Sich um Europa sorgen? Weil die Wirtschaft abschmiert, die Techniken von morgen in China entstehen, eine saturierte Bevölkerung sich lieber mit Wein, Weib und der Vergangenheit beschäftigt? Klar, alles wahr! Aber wer sich deswegen ängstigt, dem fehlt bloß die nötige Fantasie. Wie wär’s damit: Europa wird zum Freizeitpark für die restliche Welt! Baudenkmäler aus allen Epochen gibt’s genug, also einfach – wie Bhutan es vormacht – ordentlich Eintritt verlangen, dann braucht kein Hiesiger mehr mit Chinesen um Bits und Chips konkurrieren, sondern kassiert diese wegen ihrer Lust auf mehrtausendjährige pittoreske Geschichte(n) bei der Einreise ab!
Derart steile Thesen gibt’s einige in der herrlich provokanten, sehr unterhaltsamen Geschichte des holländischen Autors, die im Stil eines Schelmenromans daherkommt.
Mit kreativem Schwung stellt er Denkmuster auf den Kopf, verquirlt gängige Geschäftsmodelle solange, bis einem schlecht oder schwindlig wird.
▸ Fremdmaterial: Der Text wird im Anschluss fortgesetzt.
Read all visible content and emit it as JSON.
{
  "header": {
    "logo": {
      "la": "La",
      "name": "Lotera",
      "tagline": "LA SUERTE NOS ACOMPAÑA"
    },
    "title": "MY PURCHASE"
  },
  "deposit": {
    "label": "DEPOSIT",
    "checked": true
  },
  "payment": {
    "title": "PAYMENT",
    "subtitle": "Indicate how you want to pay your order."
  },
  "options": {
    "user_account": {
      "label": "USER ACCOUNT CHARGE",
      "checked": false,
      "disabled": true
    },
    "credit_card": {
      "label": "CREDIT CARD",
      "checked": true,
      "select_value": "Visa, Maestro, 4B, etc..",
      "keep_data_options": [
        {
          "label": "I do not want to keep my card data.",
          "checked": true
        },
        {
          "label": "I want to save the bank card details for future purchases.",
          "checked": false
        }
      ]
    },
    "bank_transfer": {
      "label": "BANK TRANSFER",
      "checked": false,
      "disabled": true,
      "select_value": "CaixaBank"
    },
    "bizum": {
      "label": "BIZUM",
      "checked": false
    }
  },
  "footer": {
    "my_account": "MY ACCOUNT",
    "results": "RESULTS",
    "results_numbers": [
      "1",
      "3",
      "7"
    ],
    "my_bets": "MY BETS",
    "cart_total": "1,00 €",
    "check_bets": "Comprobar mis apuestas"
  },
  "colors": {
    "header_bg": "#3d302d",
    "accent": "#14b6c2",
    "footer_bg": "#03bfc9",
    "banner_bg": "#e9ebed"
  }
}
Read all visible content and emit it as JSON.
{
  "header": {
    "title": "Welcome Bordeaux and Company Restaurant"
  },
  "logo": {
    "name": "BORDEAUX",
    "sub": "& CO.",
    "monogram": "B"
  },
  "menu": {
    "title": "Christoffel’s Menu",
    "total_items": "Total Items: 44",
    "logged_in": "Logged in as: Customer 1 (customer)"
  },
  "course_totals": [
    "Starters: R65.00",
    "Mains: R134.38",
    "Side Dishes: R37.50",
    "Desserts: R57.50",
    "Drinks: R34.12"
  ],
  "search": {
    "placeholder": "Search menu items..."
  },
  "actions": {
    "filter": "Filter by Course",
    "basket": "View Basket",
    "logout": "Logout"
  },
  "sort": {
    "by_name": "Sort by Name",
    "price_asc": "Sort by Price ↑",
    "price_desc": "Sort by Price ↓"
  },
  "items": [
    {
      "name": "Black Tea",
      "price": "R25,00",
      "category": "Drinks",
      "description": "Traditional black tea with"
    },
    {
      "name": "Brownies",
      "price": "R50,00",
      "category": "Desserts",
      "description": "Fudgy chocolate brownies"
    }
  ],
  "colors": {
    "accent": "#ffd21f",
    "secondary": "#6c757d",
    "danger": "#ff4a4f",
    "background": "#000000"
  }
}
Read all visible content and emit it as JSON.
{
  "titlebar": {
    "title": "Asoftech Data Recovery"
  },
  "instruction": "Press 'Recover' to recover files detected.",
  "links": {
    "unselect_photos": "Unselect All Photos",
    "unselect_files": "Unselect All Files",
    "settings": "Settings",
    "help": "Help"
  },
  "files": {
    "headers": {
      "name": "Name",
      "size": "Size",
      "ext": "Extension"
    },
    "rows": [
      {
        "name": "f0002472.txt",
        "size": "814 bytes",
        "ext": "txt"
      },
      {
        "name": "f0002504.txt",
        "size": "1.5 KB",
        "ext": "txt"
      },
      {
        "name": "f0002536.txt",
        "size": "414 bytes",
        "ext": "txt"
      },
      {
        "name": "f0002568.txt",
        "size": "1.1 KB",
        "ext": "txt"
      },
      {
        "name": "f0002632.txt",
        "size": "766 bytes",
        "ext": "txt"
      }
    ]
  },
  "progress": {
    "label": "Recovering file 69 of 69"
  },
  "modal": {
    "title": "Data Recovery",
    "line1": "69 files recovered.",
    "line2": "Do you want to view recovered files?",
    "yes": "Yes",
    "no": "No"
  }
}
Airbnb und Rucksacktouristen läuten danach den Tod ganzer Städte und Länder ein. Urlauber auf den Spuren ihrer literarischen Helden à la Commissario Brunetti in Venedig – und deren Erschaffer, die Autoren – sind so für den Untergang der ursprünglichen Kultur verantwortlich. Eingebettet sind die geistreichen wie gruseligen Einfälle in die schillernde Liaison zwischen dem Ich-Erzähler und einer kratzbürstigen Historikerin, deren (n)e(u)rotisches Spiel darin besteht, einem verschwundenen Bild von Caravaggio nachzujagen. Das alles wird in Rückblicken erzählt, nach dem die Holde das Weite gesucht und der Zyniker Unterschlupf in einem ehrwürdigen Belle-Epoque-Hotel gefunden hat, in dem – natürlich – das alte Europa in seinen letzten Zügen liegt. Und dem – natürlich – ein chinesischer Investor den Todesstoß versetzt.
Ein Meisterwerk, das den Leser in seiner Fülle an schrägem Gedankengut fordert, erschreckt und noch mehr erheitert. Die Bandbreite der Themen ist riesig, die Sprache zotig, analytisch, sinnlich und voller Poesie. Eine Magie, die lange nachwirkt.